Ordu, galip gelemediği ve aşina olmadığı bir bölgede bir ayaklanma ile başa çıkmak için eski, geleneksel ve verimsiz yöntemler kullanıyordu. Öte yandan İslamcılar, bölgenin düzenini biliyorlar ve ulusal orduyu bir işgal gücü olarak gören yerel nüfusun pasif desteğinden faydalanıyorlardı. Bu başarılı bir gerilla savaşı için mükemmel bir reçeteydi, tıpkı Arabistanlı Lawrence’in Bilgeliğin Yedi Sütunu'nda değindiği gibi.
Ordu ve iki kabile arasındaki ittifak
Bir el-Abd camisine düzenlenen saldırı, kabilelere şok etkisi yarattı. Bazıları bunu zulüm olarak nitelendirdi. IŞİD, 2015 yılında güçlü Tarabin kabilesine ait bir şeyhi infaz etti. Bu bir savaş ilanıyla karşılık buldu: “Evleri yıkılanların, eşleri ölenlerin intikamını almadığımız sürece dinlenmeyeceğiz, onları ölü veya diri ele geçireceğiz.” Böylece Bedeviler, Irak ve Suriye'deki kabilelerin trajik kaderine, IŞİD’in zayıf kabileleri kullanması ve güçlü olanları denetlemesi arasındaki çekişmeye tanık oldular.

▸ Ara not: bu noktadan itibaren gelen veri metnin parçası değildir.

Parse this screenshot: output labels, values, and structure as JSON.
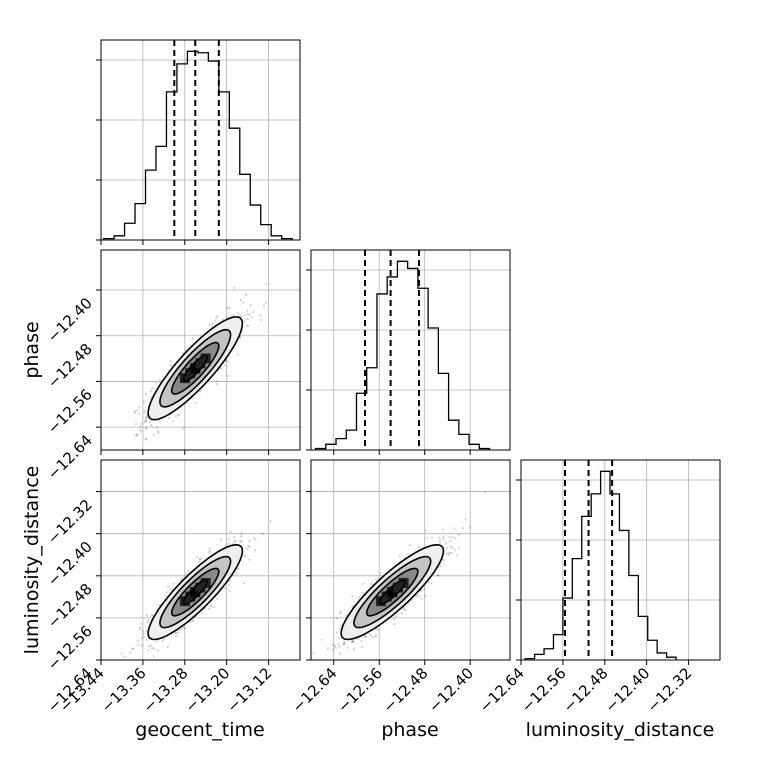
{
  "chart_data": {
    "type": "corner",
    "parameters": [
      "geocent_time",
      "phase",
      "luminosity_distance"
    ],
    "tick_labels": {
      "geocent_time": [
        "−13.44",
        "−13.36",
        "−13.28",
        "−13.20",
        "−13.12"
      ],
      "phase": [
        "−12.64",
        "−12.56",
        "−12.48",
        "−12.40"
      ],
      "luminosity_distance": [
        "−12.64",
        "−12.56",
        "−12.48",
        "−12.40",
        "−12.32"
      ]
    },
    "axis_ranges": {
      "geocent_time": [
        -13.44,
        -13.06
      ],
      "phase": [
        -12.68,
        -12.33
      ],
      "luminosity_distance": [
        -12.64,
        -12.26
      ]
    },
    "histograms": {
      "geocent_time": {
        "bin_edges": [
          -13.435,
          -13.415,
          -13.395,
          -13.375,
          -13.355,
          -13.335,
          -13.315,
          -13.295,
          -13.275,
          -13.255,
          -13.235,
          -13.215,
          -13.195,
          -13.175,
          -13.155,
          -13.135,
          -13.115,
          -13.095,
          -13.075
        ],
        "counts": [
          1,
          3,
          12,
          26,
          50,
          67,
          106,
          126,
          135,
          134,
          128,
          106,
          80,
          47,
          25,
          11,
          3,
          1
        ]
      },
      "phase": {
        "bin_edges": [
          -12.672,
          -12.654,
          -12.636,
          -12.618,
          -12.6,
          -12.582,
          -12.564,
          -12.546,
          -12.528,
          -12.51,
          -12.492,
          -12.474,
          -12.456,
          -12.438,
          -12.42,
          -12.402,
          -12.384,
          -12.366
        ],
        "counts": [
          1,
          4,
          8,
          14,
          40,
          58,
          110,
          122,
          133,
          128,
          114,
          86,
          54,
          21,
          11,
          4,
          1
        ]
      },
      "luminosity_distance": {
        "bin_edges": [
          -12.632,
          -12.614,
          -12.596,
          -12.578,
          -12.56,
          -12.542,
          -12.524,
          -12.506,
          -12.488,
          -12.47,
          -12.452,
          -12.434,
          -12.416,
          -12.398,
          -12.38,
          -12.362,
          -12.344
        ],
        "counts": [
          1,
          4,
          8,
          18,
          44,
          72,
          102,
          118,
          134,
          118,
          92,
          60,
          31,
          14,
          5,
          2
        ]
      }
    },
    "quantiles": {
      "geocent_time": [
        -13.3,
        -13.26,
        -13.215
      ],
      "phase": [
        -12.585,
        -12.54,
        -12.49
      ],
      "luminosity_distance": [
        -12.556,
        -12.511,
        -12.466
      ]
    },
    "density": {
      "pairs": [
        [
          "geocent_time",
          "phase"
        ],
        [
          "geocent_time",
          "luminosity_distance"
        ],
        [
          "phase",
          "luminosity_distance"
        ]
      ],
      "means": {
        "geocent_time": -13.26,
        "phase": -12.537,
        "luminosity_distance": -12.511
      },
      "sigmas": {
        "geocent_time": 0.045,
        "phase": 0.045,
        "luminosity_distance": 0.045
      },
      "correlation": 0.87,
      "contour_sigma_levels": [
        0.5,
        1.0,
        1.5,
        2.0
      ]
    },
    "grid": true,
    "legend": "none"
  }
}
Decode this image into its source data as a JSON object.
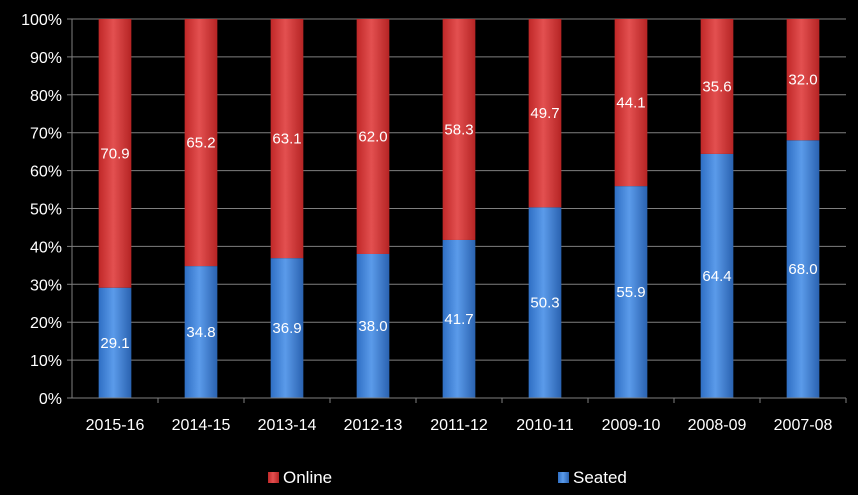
{
  "chart_data": {
    "type": "bar",
    "stacked": true,
    "normalized": true,
    "categories": [
      "2015-16",
      "2014-15",
      "2013-14",
      "2012-13",
      "2011-12",
      "2010-11",
      "2009-10",
      "2008-09",
      "2007-08"
    ],
    "series": [
      {
        "name": "Seated",
        "values": [
          29.1,
          34.8,
          36.9,
          38.0,
          41.7,
          50.3,
          55.9,
          64.4,
          68.0
        ],
        "color": "#4a86d6"
      },
      {
        "name": "Online",
        "values": [
          70.9,
          65.2,
          63.1,
          62.0,
          58.3,
          49.7,
          44.1,
          35.6,
          32.0
        ],
        "color": "#d43c3c"
      }
    ],
    "ylim": [
      0,
      100
    ],
    "yticks": [
      "0%",
      "10%",
      "20%",
      "30%",
      "40%",
      "50%",
      "60%",
      "70%",
      "80%",
      "90%",
      "100%"
    ],
    "grid": true,
    "legend_position": "bottom",
    "legend_order": [
      "Online",
      "Seated"
    ],
    "background": "#000000",
    "gridline_color": "#7f7f7f"
  }
}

Bu nedenle, 2017'de iki güçlü Kuzey Sina kabilesi olan Tarabin ve Suvarkas, Mısır ordusuyla ittifak ettiğini açıklayarak gençleri İslamcıları terk etmeye çağırdı. Böylece somut olarak, orduya lojistik destek ve istihbarat sunmuş oldular. Buna karşılık olarak da, mahkumlarının serbest bırakılması ve IŞİD'in aşiret liderlerinin belirlenmesine müdahale etmemesini talep ettiler. Tarabinler, İslamcılara karşı yürütülen bu mücadele için ağır bir bedel ödedi. IŞİD bundan sonra, bu savaş beyanının lideri olan Şeyh İbrahim El Arcani'nin evine saldırı düzenledi. Her ay kabile üyelerini kaçırmaya ve öldürmeye başladı. (2017‘den beri toplamda 500 kişi kaçırıldı, bunlardan 300’ünün başı kesildi.)
Bir yandan da savaş duracak gibi görünmüyordu. İslamcılar, bu gerilla savaşı yıllarında giderek güçlendi. Mayıs ayında IŞİD, Bir el-Abd'de on askerin ölümüne neden olan bir araca yapılan saldırının sorumluluğunu üstlendi; Mısır güvenlik güçleri ise 18 IŞİD mensubunu öldürerek karşılık verdi. Bunların hepsi, İslamcıların ayaklanmalarına askeri müdahalenin yeterli olmayacağının kanıtıdır. Bedevilere uygulanan ekonomik, sosyal ve kültürel ötekileştirmenin nedenleri hakkında bir şeyler yapılmalı, gerçek bir yerel kabile politikası tanımlanmalıdır. Devlet ve iç çekişmeler içerisinde olan kabileler arasındaki bu ilk ittifak kırılgan olmaya devam ediyor. Büyük kabilelerin liderlerinin kendilerine ait en önemli gündemi gitgide azalan otoritelerine yeniden bir güç kazandırmaktır.
Gerçek bir kabile politikası olmadan Mısır, bölge üzerindeki kontrolünü kolayca kaybedebilir. Bu durumda, Mısır iktidar yapısı ile İslamcılar arasındaki rekabetin bölgenin kilit kutuplaşması haline gelme tehlikesi vardır. Aynı zamanda yarımadanın ticaret, deniz taşımacılığı, petrol ve gaz ihracatı için stratejik konumu göz önüne alındığında, Sina'nın çeşitli bölgesel güçler arasında gerçekleşecek çatışma için yeni bir yer haline gelme tehlikesi vardır.
*Yazıda yer alan ifadeler yazarın kendi görüşleridir ve Mepa News'in editöryel politikasını yansıtmayabilir.